Au tréfonds de la Terre: la Béance

Ga_aNé de la vaste Béance, le monde a désormais un plancher. D'une part, ce plancher s'élève vers le haut sous forme de montagnes; d'autre part, il s'enfonce vers le bas sous forme de souterrain. Cette sous-terre se prolonge indéfiniment, de sorte que, d'une certaine façon, ce qui se trouve à la base de Gaïa, sous le sol ferme et solide, c'est toujours l'abîme, le Chaos. La Terre, surgie au sein de la Béance, s'y rattache dans ses profondeurs. Ce Chaos évoque pour les Grecs une sorte de brouillard opaque où toutes les frontières sont brouillées. Au plus profond de la Terre se retrouve cet aspect chaotique originel.

Si la Terre est bien visible, si elle a une forme découpée, si tout ce qui va naître d'elle possédera, comme elle, des limites et des frontières distinctes, elle demeure néanmoins, dans ses profondeurs, semblable à la Béance. Elle est la Terre noire. Les adjectifs qui la définissent dans les récits peuvent être similaires à ceux qui disent la Béance. La Terre noire s'étire entre le bas et le haut; entre, d'une part, l'obs­curité, l'enracinement dans la Béance que représentent ses profondeurs et, d'autre part, les montagnes couronnées de neige qu'elle projette vers le ciel, les montagnes lumineuses dont les sommets les plus hauts atteignent cette zone du ciel continuellement inondée de lumière.

Dans cette demeure qu'est le cosmos, la Terre constitue la base, mais elle n'a pas seulement cette fonction. Elle enfante et nourrit toute chose, sauf certaines entités dont nous parle­rons plus tard et qui sont sorties de Chaos. Gaïa est la mère universelle. Forêts, montagnes, grottes souterraines, flots de la mer, vaste ciel, c'est toujours de Gaïa, la Terre mère, qu'ils tirent leur naissance. Il y eut donc d'abord l'abîme, la Béance, immense gueule en forme de gouffre obscur, sans limites, mais qui dans un deuxième temps s'ouvre sur un solide plancher : la Terre. Celle-ci s'élance vers le haut, descend vers le bas.

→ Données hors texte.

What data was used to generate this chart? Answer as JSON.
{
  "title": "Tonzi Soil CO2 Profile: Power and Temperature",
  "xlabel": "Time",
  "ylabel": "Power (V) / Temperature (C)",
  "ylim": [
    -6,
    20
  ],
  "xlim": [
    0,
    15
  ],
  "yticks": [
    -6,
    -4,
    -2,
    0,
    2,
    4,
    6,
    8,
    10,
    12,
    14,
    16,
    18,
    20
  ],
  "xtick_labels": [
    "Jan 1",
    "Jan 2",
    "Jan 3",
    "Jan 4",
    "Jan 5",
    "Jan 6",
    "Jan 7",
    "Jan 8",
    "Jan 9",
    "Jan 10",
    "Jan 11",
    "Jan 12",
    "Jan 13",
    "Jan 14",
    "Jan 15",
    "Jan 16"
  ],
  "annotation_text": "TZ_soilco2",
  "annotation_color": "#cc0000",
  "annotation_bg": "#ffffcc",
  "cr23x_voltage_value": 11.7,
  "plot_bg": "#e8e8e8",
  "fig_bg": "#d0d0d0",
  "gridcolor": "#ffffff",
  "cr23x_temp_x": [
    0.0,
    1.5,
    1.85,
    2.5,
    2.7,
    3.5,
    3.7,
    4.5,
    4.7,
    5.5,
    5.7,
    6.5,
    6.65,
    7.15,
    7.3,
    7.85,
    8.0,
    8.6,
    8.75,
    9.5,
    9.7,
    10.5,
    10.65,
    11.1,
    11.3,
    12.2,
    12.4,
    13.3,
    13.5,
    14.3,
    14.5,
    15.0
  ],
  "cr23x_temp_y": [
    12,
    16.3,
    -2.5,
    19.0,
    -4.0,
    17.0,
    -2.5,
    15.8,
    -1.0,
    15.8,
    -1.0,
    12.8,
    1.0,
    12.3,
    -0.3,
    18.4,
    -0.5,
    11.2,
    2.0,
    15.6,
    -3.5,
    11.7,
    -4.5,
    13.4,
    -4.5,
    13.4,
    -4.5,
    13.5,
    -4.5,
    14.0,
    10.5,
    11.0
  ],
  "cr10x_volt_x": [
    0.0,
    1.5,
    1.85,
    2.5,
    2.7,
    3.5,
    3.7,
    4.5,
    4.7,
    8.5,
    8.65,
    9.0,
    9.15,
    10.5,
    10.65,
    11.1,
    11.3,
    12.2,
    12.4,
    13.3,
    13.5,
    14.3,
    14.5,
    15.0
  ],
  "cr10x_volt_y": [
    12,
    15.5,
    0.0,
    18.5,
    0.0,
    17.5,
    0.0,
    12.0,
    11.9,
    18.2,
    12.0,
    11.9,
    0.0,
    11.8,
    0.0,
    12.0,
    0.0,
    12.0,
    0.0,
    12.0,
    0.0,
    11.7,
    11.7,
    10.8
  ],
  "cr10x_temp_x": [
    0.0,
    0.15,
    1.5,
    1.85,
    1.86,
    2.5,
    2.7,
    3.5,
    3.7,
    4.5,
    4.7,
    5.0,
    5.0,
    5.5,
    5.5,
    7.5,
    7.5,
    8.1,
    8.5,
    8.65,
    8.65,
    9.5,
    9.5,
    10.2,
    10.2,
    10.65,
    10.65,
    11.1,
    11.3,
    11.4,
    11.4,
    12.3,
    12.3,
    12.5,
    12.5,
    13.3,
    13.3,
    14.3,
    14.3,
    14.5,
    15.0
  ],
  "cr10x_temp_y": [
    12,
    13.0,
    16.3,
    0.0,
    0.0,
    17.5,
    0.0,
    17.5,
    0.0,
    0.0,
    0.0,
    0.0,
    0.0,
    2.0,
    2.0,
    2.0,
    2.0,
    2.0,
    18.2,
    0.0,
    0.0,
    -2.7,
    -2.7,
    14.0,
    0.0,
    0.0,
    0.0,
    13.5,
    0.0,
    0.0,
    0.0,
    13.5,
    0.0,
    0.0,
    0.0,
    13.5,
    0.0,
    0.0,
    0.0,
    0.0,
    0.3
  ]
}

Après Chaos et Terre apparaît en troisième lieu ce que les Grecs appellent Éros, qu'ils nommeront plus tard « le vieil Amour », représenté dans les images avec des cheveux blancs: c'est l'Amour primordial. Pourquoi cet Éros primor­dial? Parce que, en ces temps lointains, il n'y a pas encore de masculin ni de féminin, pas d'êtres sexués. Cet Éros primordial n'est pas celui qui apparaîtra plus tard avec l'exis­tence des hommes et des femmes, des mâles et des femelles.

Dès lors, le problème sera d'accoupler des sexes contraires, ce qui implique nécessairement un désir de la part de chacun, une forme de consentement.

Chaos, donc, est un mot neutre et non pas masculin. Gaïa, la Terre mère, est évidemment un féminin. Mais qui peut-elle aimer en dehors d'elle-même puisqu'elle est toute seule avec Chaos ?

L'Eros qui apparaît en troisième lieu, après Béance et Terre, n'est donc pas pour commencer celui qui préside aux amours sexuées. Le premier Eros exprime une poussée dans l'univers.

De la même façon que Terre a surgi de Béance, de Terre va jaillir ce qu'elle contient dans ses profondeurs. Ce qui était en elle mêlé à elle se trouve porté au-dehors : elle en accouche sans avoir eu besoin de s'unir à quiconque. Ce que Terre délivre et découvre, c'est cela même qui demeurait en elle obscurément.

Terre enfante d'abord un personnage très important, Ouranos, Ciel, et même Ciel étoilé.

Ga_a_et_Ouranos

Ensuite, elle met au monde Pontos, c'est-à-dire l'eau, toutes les eaux, et plus précisément Flot marin, puisque le mot grec est masculin. Terre les conçoit donc sans s'unir à quiconque. Par la force intime qu'elle porte en elle, Terre développe ce qui était déjà en elle et qui, à partir du moment où elle le fait sortir, devient son double et son contraire. Pourquoi ? Parce qu'elle produit Ciel étoilé égal à elle-même, comme une réplique aussi solide, aussi ferme et de la même taille qu'elle. Alors Ouranos s'allonge sur elle. Terre et Ciel constituent deux plans superposés de l'univers, un plancher et une voûte, un dessous et un dessus, qui se recouvrent complètement.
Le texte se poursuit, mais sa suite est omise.